Michelle Obama is back in the headlines — and once again is whining at President Trump for his decision to demolish the East Wing of the White House and replace it with a ballroom.
Obama popped up on the Jamie Kern Lima podcast yesterday. I’ll admit, I had barely heard the name before — she’s a cosmetics mogul who built her brand on QVC and later sold it to L’Oréal for over a billion dollars. Now she hosts a podcast that can best be described as “white Oprah”:
During a Tuesday, Nov. 25, appearance on the Jamie Kern Lima Show podcast, Obama, who served as the first lady alongside her husband, former President Barack Obama, from 2009 to 2017, shared her feelings while seeing the demolition take place.
“What did it feel like for you and your body when you saw the East Wing being demolished?” host Kern Lima asked Obama.
The mother of two noted, “It’s not about me, it’s about us and our traditions and what they stand for. I think in my body I felt confusion because I’m like, ‘Well, who are we? What do we value and who decides that?’ ”
Is it just me, or is this an absolutely bizarre way to talk? “How did you feel in your body?” What does that even mean? Is she nudging Michelle to say she felt physically ill? And Michelle’s answer is just as strange: “I think in my body I felt confusion…”
Why not just say “I was confused”? Who else’s body would she be feeling it in? This is the kind of pseudo-therapeutic jargon that passes for deep insight in these circles, and it’s completely ridiculous. Anyway…she wasn’t done:
“That’s the thing that’s going through my head a lot lately. ‘Who are we? What are the rules?’ ” she expressed. “Because I’m confused by what are our norms and our mores, not the laws, but how do we live together? That’s the part of it that hurts. It’s not the house … I’m just, you know, just trying to understand the assignment. And so I think I felt a loss for us as a nation.”

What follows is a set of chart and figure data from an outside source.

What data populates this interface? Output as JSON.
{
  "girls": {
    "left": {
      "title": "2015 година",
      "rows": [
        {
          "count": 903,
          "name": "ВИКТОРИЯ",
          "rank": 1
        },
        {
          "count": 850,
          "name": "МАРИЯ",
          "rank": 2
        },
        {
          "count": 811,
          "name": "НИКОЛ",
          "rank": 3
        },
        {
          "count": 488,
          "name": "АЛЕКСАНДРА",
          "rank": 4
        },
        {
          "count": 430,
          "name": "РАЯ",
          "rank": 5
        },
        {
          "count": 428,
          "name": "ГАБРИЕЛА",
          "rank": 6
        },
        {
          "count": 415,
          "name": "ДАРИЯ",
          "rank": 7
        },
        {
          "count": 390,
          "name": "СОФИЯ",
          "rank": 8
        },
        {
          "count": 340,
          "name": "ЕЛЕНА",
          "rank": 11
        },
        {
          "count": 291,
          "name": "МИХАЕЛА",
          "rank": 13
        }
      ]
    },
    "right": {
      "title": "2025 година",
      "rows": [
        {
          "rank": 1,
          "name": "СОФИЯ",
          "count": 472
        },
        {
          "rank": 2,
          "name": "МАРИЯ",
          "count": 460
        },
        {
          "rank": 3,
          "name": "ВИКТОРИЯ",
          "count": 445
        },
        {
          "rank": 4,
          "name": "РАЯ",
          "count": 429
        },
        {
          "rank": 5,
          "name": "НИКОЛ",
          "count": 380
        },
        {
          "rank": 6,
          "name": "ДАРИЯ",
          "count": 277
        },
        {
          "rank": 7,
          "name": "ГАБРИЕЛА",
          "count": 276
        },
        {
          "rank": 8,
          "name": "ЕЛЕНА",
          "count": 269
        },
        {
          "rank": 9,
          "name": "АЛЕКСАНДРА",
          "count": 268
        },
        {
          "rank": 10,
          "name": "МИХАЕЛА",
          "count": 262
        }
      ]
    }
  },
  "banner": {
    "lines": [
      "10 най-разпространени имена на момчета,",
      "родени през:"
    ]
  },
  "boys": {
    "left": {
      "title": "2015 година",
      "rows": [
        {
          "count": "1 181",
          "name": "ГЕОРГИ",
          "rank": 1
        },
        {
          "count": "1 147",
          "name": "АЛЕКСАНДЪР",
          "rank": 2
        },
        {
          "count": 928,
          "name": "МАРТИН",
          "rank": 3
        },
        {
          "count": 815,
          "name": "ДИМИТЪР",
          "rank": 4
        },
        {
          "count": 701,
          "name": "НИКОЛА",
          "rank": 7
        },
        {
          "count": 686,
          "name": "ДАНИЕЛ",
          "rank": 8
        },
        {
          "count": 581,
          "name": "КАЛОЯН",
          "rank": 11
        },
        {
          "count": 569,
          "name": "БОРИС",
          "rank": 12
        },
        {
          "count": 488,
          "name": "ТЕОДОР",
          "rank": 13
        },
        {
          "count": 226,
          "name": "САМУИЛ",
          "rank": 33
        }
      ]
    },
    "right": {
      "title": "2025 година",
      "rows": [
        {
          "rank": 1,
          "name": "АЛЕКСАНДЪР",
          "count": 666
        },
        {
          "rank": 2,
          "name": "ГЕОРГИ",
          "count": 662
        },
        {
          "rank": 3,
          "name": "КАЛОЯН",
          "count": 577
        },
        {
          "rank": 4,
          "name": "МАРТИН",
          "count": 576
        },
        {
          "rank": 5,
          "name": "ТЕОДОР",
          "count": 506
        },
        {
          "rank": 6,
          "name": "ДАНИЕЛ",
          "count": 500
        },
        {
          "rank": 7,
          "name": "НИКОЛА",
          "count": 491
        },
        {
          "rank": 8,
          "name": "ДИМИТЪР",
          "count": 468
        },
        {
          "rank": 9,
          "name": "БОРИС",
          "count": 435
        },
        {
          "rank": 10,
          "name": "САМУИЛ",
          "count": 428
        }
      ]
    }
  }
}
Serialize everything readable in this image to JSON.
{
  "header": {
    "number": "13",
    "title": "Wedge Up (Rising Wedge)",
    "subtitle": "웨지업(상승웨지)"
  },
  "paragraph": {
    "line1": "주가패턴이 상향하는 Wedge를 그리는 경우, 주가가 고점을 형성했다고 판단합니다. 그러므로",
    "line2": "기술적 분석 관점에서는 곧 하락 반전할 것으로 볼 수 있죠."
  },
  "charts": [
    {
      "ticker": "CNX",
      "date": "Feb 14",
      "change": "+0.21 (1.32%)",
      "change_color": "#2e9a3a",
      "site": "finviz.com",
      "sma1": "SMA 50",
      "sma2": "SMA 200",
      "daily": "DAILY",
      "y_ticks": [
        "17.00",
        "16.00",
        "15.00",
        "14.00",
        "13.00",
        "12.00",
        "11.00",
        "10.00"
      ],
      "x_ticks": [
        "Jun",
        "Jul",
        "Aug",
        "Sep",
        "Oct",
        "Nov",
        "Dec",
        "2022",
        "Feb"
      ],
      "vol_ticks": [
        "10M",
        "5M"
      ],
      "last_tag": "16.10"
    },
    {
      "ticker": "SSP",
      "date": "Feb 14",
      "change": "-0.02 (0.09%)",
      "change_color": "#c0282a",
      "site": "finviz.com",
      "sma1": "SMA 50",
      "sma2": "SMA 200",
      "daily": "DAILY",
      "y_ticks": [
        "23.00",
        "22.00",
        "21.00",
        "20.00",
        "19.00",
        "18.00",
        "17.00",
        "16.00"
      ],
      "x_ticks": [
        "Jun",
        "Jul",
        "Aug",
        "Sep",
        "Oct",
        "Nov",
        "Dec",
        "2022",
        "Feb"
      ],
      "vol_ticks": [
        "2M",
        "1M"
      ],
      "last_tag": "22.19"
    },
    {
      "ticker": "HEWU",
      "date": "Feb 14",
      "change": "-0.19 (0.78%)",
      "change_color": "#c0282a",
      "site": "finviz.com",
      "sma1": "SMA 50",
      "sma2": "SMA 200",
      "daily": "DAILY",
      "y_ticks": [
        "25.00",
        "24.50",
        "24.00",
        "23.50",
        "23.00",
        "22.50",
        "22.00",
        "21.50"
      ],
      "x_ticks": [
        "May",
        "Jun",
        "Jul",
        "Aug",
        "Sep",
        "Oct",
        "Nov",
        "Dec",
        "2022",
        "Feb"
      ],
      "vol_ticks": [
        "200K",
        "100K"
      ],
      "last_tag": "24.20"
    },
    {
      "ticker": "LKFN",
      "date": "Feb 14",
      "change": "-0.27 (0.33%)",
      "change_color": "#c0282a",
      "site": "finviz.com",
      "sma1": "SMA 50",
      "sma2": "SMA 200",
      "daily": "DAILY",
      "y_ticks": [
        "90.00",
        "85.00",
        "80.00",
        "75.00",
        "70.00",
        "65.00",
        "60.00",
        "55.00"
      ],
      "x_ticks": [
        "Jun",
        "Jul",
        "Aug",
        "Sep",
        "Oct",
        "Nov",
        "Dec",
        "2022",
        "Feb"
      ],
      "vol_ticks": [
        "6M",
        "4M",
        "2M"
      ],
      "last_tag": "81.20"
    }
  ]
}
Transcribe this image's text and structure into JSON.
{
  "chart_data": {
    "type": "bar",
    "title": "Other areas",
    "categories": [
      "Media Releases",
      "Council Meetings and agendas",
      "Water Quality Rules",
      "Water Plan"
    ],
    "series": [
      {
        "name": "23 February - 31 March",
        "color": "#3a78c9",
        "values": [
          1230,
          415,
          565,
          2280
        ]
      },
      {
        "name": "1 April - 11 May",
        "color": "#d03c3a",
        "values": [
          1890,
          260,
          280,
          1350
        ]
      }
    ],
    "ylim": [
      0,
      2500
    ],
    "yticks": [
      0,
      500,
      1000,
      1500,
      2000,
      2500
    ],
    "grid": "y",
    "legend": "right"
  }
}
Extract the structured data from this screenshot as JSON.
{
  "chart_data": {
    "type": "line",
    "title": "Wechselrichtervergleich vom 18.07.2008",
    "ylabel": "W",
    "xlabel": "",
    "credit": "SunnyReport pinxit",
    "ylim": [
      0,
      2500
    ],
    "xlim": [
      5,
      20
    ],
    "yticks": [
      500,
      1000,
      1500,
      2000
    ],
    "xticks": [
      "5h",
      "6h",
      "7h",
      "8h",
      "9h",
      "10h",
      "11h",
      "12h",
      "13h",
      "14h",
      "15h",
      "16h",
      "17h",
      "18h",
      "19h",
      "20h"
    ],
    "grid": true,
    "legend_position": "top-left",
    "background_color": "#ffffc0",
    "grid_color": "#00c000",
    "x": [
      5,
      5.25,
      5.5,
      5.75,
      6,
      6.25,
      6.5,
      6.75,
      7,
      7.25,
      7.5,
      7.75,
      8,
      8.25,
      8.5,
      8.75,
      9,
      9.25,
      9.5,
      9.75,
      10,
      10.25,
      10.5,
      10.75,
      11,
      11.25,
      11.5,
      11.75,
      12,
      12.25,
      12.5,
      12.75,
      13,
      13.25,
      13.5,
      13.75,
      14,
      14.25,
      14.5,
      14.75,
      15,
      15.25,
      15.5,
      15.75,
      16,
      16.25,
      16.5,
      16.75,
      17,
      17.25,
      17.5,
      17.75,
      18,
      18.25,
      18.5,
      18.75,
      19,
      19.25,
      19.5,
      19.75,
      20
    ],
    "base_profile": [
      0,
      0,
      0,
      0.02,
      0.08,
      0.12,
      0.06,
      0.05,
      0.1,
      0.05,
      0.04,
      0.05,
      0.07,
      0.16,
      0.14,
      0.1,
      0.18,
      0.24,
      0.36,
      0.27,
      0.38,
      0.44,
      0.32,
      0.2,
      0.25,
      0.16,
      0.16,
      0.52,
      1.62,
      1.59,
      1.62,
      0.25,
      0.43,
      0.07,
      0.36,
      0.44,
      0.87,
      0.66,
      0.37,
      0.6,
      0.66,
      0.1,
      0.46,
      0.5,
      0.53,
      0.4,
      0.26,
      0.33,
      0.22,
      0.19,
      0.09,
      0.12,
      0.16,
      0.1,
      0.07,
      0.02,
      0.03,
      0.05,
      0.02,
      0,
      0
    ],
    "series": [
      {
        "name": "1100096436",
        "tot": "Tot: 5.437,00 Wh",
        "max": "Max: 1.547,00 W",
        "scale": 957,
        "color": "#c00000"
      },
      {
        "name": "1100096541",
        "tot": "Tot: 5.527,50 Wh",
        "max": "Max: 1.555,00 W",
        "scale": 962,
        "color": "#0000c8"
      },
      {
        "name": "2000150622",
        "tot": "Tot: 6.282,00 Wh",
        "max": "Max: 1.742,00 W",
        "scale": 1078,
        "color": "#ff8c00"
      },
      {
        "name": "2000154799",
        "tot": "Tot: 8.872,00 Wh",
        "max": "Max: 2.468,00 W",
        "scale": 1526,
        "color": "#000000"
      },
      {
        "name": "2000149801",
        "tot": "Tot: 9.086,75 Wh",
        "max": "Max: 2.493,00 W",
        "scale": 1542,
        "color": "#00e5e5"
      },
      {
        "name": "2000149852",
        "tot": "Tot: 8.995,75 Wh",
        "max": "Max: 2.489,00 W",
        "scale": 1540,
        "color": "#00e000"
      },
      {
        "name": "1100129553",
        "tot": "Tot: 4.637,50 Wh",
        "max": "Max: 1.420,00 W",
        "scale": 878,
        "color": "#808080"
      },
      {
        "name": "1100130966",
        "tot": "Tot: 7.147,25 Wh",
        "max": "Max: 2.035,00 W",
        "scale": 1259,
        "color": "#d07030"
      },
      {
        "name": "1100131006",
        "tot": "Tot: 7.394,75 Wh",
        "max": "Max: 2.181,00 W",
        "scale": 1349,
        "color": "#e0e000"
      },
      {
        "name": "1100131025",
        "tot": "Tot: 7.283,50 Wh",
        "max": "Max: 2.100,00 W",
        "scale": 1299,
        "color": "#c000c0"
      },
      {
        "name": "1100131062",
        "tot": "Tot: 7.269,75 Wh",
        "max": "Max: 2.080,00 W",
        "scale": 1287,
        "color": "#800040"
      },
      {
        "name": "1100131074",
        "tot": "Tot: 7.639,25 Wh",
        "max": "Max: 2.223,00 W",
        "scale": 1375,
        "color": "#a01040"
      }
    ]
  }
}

Look, I get it — the East Wing was traditionally the First Lady’s domain, and if Michelle Obama feels its removal is some kind of national loss, fine. She’s entitled to that view. But does she seriously not understand that whatever replaces it could also serve the country in a meaningful way? The entire framing here is relentlessly negative, as if something precious has been stolen from America and we’re all supposed to mourn it.
And this isn’t even the first time she’s pushed this same narrative. In a separate interview earlier this month, she said this:
After explaining why she wanted to focus on beauty and fashion in her third book, she discussed the “renovating” that President Donald Trump has unleashed on the White House’s East Wing, which has traditionally been the office and domain of the first lady.
“When we talk about the East Wing, it is the heart of the work. And to denigrate it, to tear it down, to pretend like it doesn’t matter—it’s a reflection of how you think of that role,” Obama said. “Whether the West Wing understood it or not, I used to tell them: All the stuff we do on the East Wing, from the clothes I wear to [family dogs] Bo and Sunny to Malia and Sasha and grandma, those were five extra approval points that he got, because we provided a balance.”
And then in an interview with the Today show:
Bush Hager commented, “Well, there’s no guidebook,” and Obama replied, “There’s no guidebook,” before adding, “There’s barely a staff. Now we don’t have a building,” referring to the demolition of the East Wing. Bush Hager, laughing, said, “I know, R.I.P. the East Wing.”
That’s three interviews in a month, all hammering the same point. It’s obvious she’s leaning hard into the narrative that the current president has committed some great national sin and that we’re all supposed to feel heartbroken about it.
And speaking of norms and “understanding the assignment,” former presidents are generally expected to stay out of the day-to-day politics of their successors. They usually keep a respectful distance, avoid meddling, and let the next administration govern. Barack Obama blew through that guardrail already, launching an effort to pressure California into gerrymandering its House seats ahead of the midterms — a direct pushback against Trump’s redistricting strategy in states like Texas.
Now Michelle Obama is crossing the same line, and for absolutely no clear benefit. She’s out promoting a book about White House fashion, yet somehow using every stop to gripe about the East Wing. It’s not going to stop the demolition. It’s not going to change Trump’s decision. Dragging this out week after week doesn’t look thoughtful or principled — it just looks like petty, partisan sniping.
Michelle Obama really needs to let this go. The new ballroom is a smart, useful upgrade — and long overdue. She can either acknowledge that something positive is being built or simply return to doing what former first ladies usually do: sell books about fashion, enjoy the spotlight when she wants it, and stay out of the partisan fray.